– Это что, дружеский визит? – Я отполз подальше от двери. Помедлив немного, он бросил мне пачку сигарет и несколько спичек.
– Можно назвать и так.
– Надеюсь, ты пришел не для того, чтобы вспомнить прошлое, Артур. Я сейчас, признаться, не настроен сентиментальничать. – Я посмотрел на сигареты: «Уинстон». – А Мюллер знает, что ты куришь американские сигареты, Артур? Остерегайся, у тебя могут быть большие неприятности: у него весьма странное представление об американцах. – Я закурил и медленно, с наслаждением затянулся. – Впрочем, спасибо тебе за сигареты.
Небе прислонил стул к двери и сел.
– У Мюллера собственное представление о том, по какому пути должна идти Организация, – сказал он. – Но не стоит сомневаться, он патриот и при этом настроен весьма решительно, безжалостен к врагам.

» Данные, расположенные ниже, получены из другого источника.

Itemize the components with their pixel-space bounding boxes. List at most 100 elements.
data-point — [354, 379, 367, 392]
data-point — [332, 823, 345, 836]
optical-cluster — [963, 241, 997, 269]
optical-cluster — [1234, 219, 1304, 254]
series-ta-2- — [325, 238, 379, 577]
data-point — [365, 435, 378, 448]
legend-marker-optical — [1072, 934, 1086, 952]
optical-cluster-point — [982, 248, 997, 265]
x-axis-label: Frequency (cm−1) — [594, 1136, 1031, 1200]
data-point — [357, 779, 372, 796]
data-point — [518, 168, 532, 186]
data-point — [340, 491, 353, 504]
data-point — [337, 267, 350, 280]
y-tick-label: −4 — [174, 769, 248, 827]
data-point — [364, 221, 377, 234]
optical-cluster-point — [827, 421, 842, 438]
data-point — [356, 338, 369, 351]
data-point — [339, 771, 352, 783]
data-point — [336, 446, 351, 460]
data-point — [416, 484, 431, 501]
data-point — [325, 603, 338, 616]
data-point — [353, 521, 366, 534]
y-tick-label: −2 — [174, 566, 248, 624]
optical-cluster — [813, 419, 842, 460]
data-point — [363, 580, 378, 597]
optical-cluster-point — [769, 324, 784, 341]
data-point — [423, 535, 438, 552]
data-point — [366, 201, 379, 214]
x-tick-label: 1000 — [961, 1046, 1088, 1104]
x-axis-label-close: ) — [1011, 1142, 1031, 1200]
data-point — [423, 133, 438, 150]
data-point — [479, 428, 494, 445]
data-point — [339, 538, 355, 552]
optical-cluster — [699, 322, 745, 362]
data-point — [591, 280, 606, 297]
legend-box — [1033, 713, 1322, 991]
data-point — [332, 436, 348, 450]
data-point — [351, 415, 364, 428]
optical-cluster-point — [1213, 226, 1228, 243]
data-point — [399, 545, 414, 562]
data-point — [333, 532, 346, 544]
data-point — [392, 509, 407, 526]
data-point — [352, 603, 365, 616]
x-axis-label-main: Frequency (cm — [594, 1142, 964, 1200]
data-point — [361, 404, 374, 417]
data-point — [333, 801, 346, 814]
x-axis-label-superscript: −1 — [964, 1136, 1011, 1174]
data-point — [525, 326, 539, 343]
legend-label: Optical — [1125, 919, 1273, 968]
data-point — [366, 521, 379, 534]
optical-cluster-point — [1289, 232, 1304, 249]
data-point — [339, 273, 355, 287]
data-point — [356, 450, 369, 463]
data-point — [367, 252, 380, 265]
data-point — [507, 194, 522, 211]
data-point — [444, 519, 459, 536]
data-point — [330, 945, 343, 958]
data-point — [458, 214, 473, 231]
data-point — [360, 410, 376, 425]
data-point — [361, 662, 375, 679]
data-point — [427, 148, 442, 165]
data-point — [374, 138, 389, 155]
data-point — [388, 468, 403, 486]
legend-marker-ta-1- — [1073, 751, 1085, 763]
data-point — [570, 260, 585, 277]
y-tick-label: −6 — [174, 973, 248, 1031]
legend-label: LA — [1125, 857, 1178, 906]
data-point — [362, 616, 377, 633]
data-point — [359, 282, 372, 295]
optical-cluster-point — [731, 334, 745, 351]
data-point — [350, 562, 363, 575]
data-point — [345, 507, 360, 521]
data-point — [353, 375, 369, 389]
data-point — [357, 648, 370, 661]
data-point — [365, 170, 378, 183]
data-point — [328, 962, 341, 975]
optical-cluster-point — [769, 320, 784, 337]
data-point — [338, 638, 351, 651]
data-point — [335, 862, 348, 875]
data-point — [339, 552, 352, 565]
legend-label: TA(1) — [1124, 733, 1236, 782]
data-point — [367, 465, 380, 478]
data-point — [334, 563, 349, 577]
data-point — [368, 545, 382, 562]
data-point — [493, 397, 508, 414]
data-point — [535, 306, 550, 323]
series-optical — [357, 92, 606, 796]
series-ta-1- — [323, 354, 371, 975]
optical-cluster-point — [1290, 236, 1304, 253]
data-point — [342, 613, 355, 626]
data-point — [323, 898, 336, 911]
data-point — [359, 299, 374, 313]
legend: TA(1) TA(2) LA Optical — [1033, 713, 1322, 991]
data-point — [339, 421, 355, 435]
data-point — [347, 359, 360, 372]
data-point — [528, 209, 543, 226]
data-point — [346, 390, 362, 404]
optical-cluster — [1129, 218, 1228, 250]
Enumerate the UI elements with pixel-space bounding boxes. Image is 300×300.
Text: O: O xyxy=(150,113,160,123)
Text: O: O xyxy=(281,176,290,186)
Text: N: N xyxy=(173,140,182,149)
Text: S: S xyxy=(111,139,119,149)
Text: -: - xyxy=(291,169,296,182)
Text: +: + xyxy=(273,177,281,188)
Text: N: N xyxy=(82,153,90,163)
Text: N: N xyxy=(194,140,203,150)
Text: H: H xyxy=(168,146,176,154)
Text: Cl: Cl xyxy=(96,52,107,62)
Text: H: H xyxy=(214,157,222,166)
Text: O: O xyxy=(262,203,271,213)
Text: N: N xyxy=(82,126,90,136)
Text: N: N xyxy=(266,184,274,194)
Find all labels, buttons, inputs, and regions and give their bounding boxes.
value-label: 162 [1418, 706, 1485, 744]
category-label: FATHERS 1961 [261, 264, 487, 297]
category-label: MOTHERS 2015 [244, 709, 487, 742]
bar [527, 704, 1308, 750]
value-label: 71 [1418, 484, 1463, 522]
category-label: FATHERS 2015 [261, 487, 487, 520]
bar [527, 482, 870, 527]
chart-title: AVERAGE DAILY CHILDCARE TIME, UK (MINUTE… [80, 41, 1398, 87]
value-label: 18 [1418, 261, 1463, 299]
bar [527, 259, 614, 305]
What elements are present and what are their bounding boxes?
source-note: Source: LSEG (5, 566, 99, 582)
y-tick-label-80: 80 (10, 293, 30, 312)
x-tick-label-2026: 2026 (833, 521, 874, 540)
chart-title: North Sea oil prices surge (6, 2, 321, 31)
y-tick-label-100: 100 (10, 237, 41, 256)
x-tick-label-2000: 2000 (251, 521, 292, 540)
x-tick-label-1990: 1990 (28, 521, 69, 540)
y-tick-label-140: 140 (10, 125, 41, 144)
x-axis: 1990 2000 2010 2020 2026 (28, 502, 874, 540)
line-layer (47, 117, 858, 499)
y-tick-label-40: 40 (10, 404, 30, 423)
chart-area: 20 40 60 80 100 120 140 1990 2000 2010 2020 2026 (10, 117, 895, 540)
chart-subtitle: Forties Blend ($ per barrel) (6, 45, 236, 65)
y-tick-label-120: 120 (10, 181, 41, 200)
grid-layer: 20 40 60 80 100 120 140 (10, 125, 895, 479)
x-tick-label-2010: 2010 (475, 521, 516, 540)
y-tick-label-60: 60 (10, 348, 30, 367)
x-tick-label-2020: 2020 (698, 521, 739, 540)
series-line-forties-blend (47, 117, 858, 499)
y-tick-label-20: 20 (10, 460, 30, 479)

– Не могу сказать, чтобы я это заметил.
– Мюллер лишен какой бы то ни было чувствительности, да и к тому же имеет привычку судить о других людях по себе, а посему он и в самом деле уверен, что ты способен держать язык за зубами, даже если тебе придется заплатить за это ценой жизни девушки. – Он улыбнулся. – Я, конечно, знаю тебя гораздо лучше, чем он. «Понтер – очень сентиментальный человек, – говорил я ему, – даже немного глуповатый. Он вполне может рискнуть своей головой ради человека, который ему едва знаком, даже ради черномазой». Ведь то же самое было и в Минске. Ты же предпочел отправиться на фронт, нежели убивать невинных людей. Людей, которым, замечу, ты ничего не должен.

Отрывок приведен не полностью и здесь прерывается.